BACKGROUND: Artemisinin (ART) is an anti-malaria natural compound with a moderate anticancer action. As a metabolite of ART, dihydroartemisinin (DHA) may have stronger anti-colorectal cancer (CRC) bioactivities. However, the effects of DHA and ART on CRC chemoprevention, including adaptive immune regulation, have not been systematically evaluated and compared. METHODS: Coupled with a newly-established HPLC analytical method, enteric microbiome biotransformation was conducted to identify if the DHA is a gut microbial metabolite of ART. The anti-CRC potential of these compounds was compared using two different human CRC cell lines for cell cycle arrest, apoptotic induction, and anti-inflammation activities. Naive CD4+ T cells were also obtained for testing the compounds on the differentiation of Treg, Th1 and Th17. RESULTS: Using compound extraction and analytical methods, we observed for the first time that ART completely converted into its metabolites by gut microbiome within 24 h, but no DHA was detected. Although ART did not obviously influence cancer cell growth in the concentration tested, DHA very significantly inhibited the cancer cell growth at relatively low concentrations. DHA included G2/M cell cycle arrest via upregulation of cyclin A and apoptosis. Both ART and DHA downregulated the pro-inflammatory cytokine expression. The DHA significantly promoted Treg cell proliferation, while both ART and DHA inhibited Th1 and Th17 cell differentiation. CONCLUSIONS: As a metabolite of ART, DHA possessed stronger anti-CRC activities. The DHA significantly inhibited cell growth via cell cycle arrest, apoptosis induction and anti-inflammation actions. The adaptive immune regulation is a related mechanism of actions for the observed effects.

Effects of saffron and its active constituent crocin on cancer management: A narrative review.
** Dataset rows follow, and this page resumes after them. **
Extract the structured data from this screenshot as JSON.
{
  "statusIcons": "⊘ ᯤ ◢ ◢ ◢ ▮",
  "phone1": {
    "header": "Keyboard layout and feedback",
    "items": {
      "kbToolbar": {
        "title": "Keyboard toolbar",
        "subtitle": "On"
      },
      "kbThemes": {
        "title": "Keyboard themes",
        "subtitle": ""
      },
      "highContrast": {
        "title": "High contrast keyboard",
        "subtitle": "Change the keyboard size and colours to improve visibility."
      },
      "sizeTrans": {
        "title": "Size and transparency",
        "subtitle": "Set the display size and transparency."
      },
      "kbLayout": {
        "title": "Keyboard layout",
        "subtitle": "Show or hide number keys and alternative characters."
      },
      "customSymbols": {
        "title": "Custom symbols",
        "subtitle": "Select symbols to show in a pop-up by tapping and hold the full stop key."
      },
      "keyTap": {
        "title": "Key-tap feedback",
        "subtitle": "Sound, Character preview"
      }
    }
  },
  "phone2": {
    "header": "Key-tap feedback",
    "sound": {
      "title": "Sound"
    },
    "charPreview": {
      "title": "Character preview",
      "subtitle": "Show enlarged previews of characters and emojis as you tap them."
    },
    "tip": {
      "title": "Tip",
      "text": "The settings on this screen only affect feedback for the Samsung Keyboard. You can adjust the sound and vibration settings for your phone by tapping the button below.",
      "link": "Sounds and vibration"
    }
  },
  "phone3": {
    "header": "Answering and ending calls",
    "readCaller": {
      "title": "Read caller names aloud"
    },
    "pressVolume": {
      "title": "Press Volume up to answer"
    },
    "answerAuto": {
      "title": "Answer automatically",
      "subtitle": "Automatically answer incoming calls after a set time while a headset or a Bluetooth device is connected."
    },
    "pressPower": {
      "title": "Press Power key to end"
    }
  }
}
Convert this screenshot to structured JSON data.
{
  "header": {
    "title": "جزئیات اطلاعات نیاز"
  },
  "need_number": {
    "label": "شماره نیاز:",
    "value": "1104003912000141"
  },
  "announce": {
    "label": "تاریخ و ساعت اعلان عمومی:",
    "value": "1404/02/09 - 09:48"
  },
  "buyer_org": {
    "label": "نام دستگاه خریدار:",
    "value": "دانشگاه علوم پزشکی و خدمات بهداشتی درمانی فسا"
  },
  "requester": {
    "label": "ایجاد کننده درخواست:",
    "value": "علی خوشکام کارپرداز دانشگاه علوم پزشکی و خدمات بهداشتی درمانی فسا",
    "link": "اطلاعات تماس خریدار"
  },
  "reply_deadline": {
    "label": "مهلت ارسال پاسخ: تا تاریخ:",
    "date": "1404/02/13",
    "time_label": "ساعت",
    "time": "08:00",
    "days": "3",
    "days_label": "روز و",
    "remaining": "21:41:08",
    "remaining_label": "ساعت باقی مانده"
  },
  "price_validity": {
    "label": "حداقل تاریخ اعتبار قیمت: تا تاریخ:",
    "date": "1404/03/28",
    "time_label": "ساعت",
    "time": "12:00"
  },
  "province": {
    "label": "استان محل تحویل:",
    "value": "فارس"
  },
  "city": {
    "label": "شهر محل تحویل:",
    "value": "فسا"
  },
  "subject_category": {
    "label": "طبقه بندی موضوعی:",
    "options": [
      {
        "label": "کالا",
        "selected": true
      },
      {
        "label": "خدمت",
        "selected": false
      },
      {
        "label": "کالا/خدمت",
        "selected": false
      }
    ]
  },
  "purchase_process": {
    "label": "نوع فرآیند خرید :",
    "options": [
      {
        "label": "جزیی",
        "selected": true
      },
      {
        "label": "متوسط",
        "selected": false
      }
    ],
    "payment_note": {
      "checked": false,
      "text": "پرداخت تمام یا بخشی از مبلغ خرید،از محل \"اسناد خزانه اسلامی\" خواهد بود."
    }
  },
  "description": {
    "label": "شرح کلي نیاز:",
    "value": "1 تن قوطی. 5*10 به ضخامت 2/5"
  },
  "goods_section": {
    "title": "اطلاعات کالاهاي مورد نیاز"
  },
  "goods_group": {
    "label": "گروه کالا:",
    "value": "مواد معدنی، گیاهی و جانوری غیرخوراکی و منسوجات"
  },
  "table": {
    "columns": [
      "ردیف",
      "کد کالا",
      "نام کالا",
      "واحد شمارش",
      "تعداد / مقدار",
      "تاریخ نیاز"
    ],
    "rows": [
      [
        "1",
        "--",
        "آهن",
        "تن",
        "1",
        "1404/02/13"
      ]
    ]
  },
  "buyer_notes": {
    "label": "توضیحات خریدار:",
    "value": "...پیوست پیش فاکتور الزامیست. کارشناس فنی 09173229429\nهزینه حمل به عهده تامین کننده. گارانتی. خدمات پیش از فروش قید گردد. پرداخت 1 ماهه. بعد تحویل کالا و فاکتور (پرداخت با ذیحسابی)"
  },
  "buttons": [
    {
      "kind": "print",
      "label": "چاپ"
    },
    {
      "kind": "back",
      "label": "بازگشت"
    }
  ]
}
Background and Objective: Cancer is a major public health problem in the world, and it dramatically affects the life expectancy of patients and their quality of life. Natural products from botanicals could be beneficial in the prevention or treatment of a variety of cancers. Saffron (the extract of Crocus sativus) includes its major constituent, crocin, have been used as a folk medicine for a long time, and they have shown obvious cancer chemoprevention potential. The objectives of this review are to present the progress of research on the effects of saffron and crocin in cancer management and the underlying mechanisms of action. Methods: We searched publications in the English language, published between January 1, 1980 and September 30, 2022, of saffron and crocin on cancer through several search engines, i.e., PubMed, SciFinder and Web of Science. Key Content and Findings: In this article, we first summarize the phytochemical studies of this botanical. Then, we present the anticancer effects of saffron and crocin on different human cancer cells. Saffron and crocin showed obvious antiproliferative effects on human cancer cell lines, including colorectal cancer, breast cancer, lung cancer, prostate cancer, cervical cancer, leukemia, glioblastoma and rhabdomyosarcoma. Finally, the anticancer-related mechanisms of action are summarized, including cell cycle arrest at G0/G1 or G2/M phases, induction of caspase-dependent apoptosis, signaling pathway-linked tumor metabolism regulation, and adaptive immunity regulated inflammation of host immune responses. Conclusions: Previous studies related to saffron and crocin in cancer management have been reviewed and reported results have been analyzed. Clinical data suggest that saffron and crocin have beneficial effects to improve quality of life in cancer patients. Thus, saffron and crocin can be considered promising candidates for future clinical cancer studies.